Many of my friends are frustrated at the lack of tests and some are afraid that they might get infected and be unable to get a test.
When my Facebook news feed showed an acquaintance who tested negative, I reached out to him about writing a blog post to help soothe the frustrations and fears that I’d been hearing about in recent weeks.
Roger (not his real name) was willing to be interviewed. He is 56 and lives in the Boston area.
With a history of pulmonary issues and initial coronavirus symptoms, his primary care physician submitted a referral request for the COVID-19 test. Because of this, Roger didn’t pay for it.
On March 17, 2020, he went to Boston Medical Center. It had a makeshift testing area in the lobby with a separate entrance.
Did you have to wait to take the test?
No. There was no wait and no line.
How was the test administered?
A nurse asked me some questions, then I had a brief consultation with a doctor, and then my nose was swabbed. It wasn’t a big deal. They stuck a Q-tip up my nose and twirled it around.
Are there different types of tests?
I’m not sure. I heard that people needed to take two separate tests – one for regular flu, and another for COVID-19. However, I only had one swab.
Were you afraid that you might test positive?
I wanted to test positive.
I was sick. My symptoms started five days before the test. I had a bad cough and a runny nose. That weekend, I developed a low fever, severe stomach ache, and vomiting. When I was tested, my temperature was 102 degrees.
That’s why I really wanted to be positive because if I wasn’t then I was more likely to catch the virus. My symptoms continued through last weekend, and I still have a cough and a runny nose.
How long did it take you to receive test results?
I had the test on March 17. Three days later, I received results for the regular flu. Three days after that, I received results for COVID-19.
Because everything was negative, there was no requested follow-up.
How did you feel afterwards?
I was anxious waiting for results. I was frustrated and a little nervous because whatever I had knocked me out for several days. If I didn’t have “the real thing” or even the flu, what would my next symptoms be like?

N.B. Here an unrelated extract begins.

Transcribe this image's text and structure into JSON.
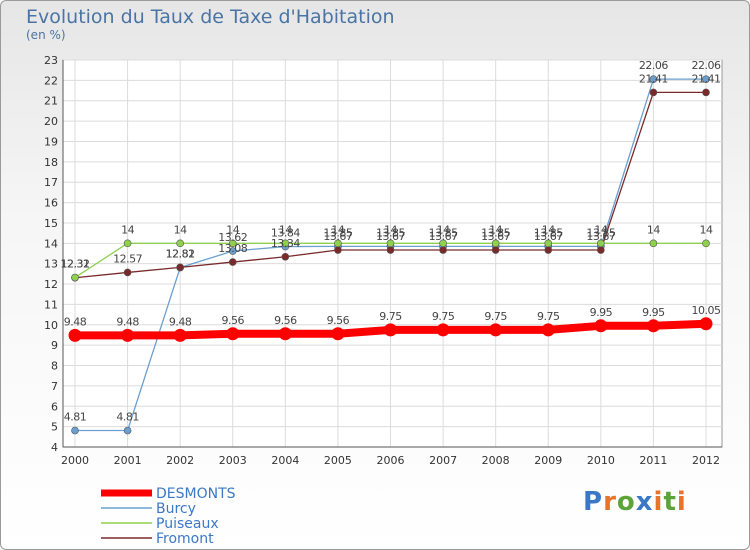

I read that false negative results are running as high as 20 percent. I am really hoping I am one of those.
Do people who are negative still need to be quarantined?

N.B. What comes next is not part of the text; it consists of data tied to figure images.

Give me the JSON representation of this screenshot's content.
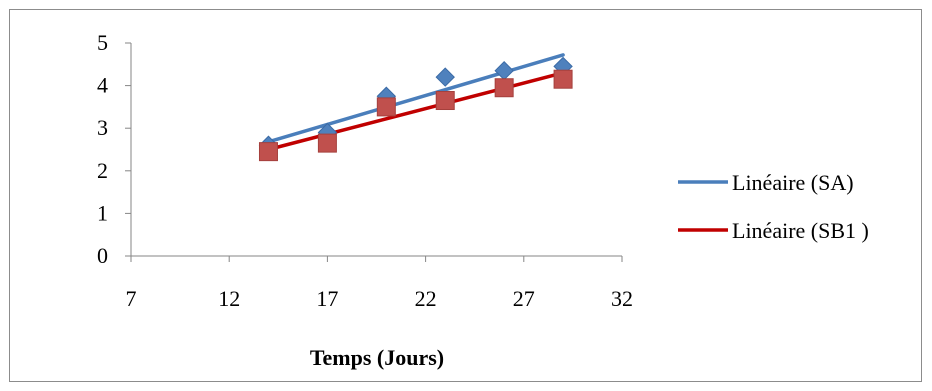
{
  "chart_data": {
    "type": "scatter",
    "title": "",
    "xlabel": "Temps (Jours)",
    "ylabel": "",
    "xlim": [
      7,
      32
    ],
    "ylim": [
      0,
      5
    ],
    "xticks": [
      7,
      12,
      17,
      22,
      27,
      32
    ],
    "yticks": [
      0,
      1,
      2,
      3,
      4,
      5
    ],
    "grid": false,
    "legend_position": "right",
    "series": [
      {
        "key": "SA",
        "color": "#4f81bd",
        "marker": "diamond",
        "x": [
          14,
          17,
          20,
          23,
          26,
          29
        ],
        "y": [
          2.6,
          2.9,
          3.75,
          4.2,
          4.35,
          4.45
        ],
        "trendline": {
          "name": "Linéaire (SA)",
          "color": "#4a7ebb",
          "x": [
            14,
            29
          ],
          "y": [
            2.68,
            4.72
          ]
        }
      },
      {
        "key": "SB1",
        "color": "#c0504d",
        "marker": "square",
        "x": [
          14,
          17,
          20,
          23,
          26,
          29
        ],
        "y": [
          2.45,
          2.65,
          3.5,
          3.65,
          3.95,
          4.15
        ],
        "trendline": {
          "name": "Linéaire (SB1 )",
          "color": "#c00000",
          "x": [
            14,
            29
          ],
          "y": [
            2.5,
            4.3
          ]
        }
      }
    ]
  }
}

I don’t know. I wanted to self-quarantine. I’m still doing it.
I want to be symptom-free to prevent whatever I had from infecting other people. I also want to minimize my exposure so I don’t get infected with the virus.
Roger is not alone…
Since I reached out to him, I learned of other people (both 1st and 2nd degree connections of mine) who were also tested.

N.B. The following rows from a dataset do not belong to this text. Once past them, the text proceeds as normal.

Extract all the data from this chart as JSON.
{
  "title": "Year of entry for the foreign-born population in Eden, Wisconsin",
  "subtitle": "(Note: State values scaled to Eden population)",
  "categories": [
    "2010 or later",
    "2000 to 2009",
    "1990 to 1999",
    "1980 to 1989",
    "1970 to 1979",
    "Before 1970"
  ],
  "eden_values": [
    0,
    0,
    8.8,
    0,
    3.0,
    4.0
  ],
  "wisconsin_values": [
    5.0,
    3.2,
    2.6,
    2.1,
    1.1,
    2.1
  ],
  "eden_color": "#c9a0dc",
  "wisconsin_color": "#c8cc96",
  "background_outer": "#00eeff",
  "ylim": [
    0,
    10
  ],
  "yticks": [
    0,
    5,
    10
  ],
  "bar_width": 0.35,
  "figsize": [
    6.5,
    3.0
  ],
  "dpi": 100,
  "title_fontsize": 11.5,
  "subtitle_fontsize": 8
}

Many people are sharing their experiences on social media. For instance, here’s a running list of tweets with the phrase “got the covid test.” Searching for other keywords yields other results. Thankfully, it seems that a lot of people are now being tested.
As of March 30, over 42,700 people were tested in Massachusetts; and 87% tested negative. It’s unfortunate that the total tested represents 0.61% of the state population. I can only hope that as the virus continues to surge, and as tests and medical supplies continue to be made available, that more people will be tested and recover.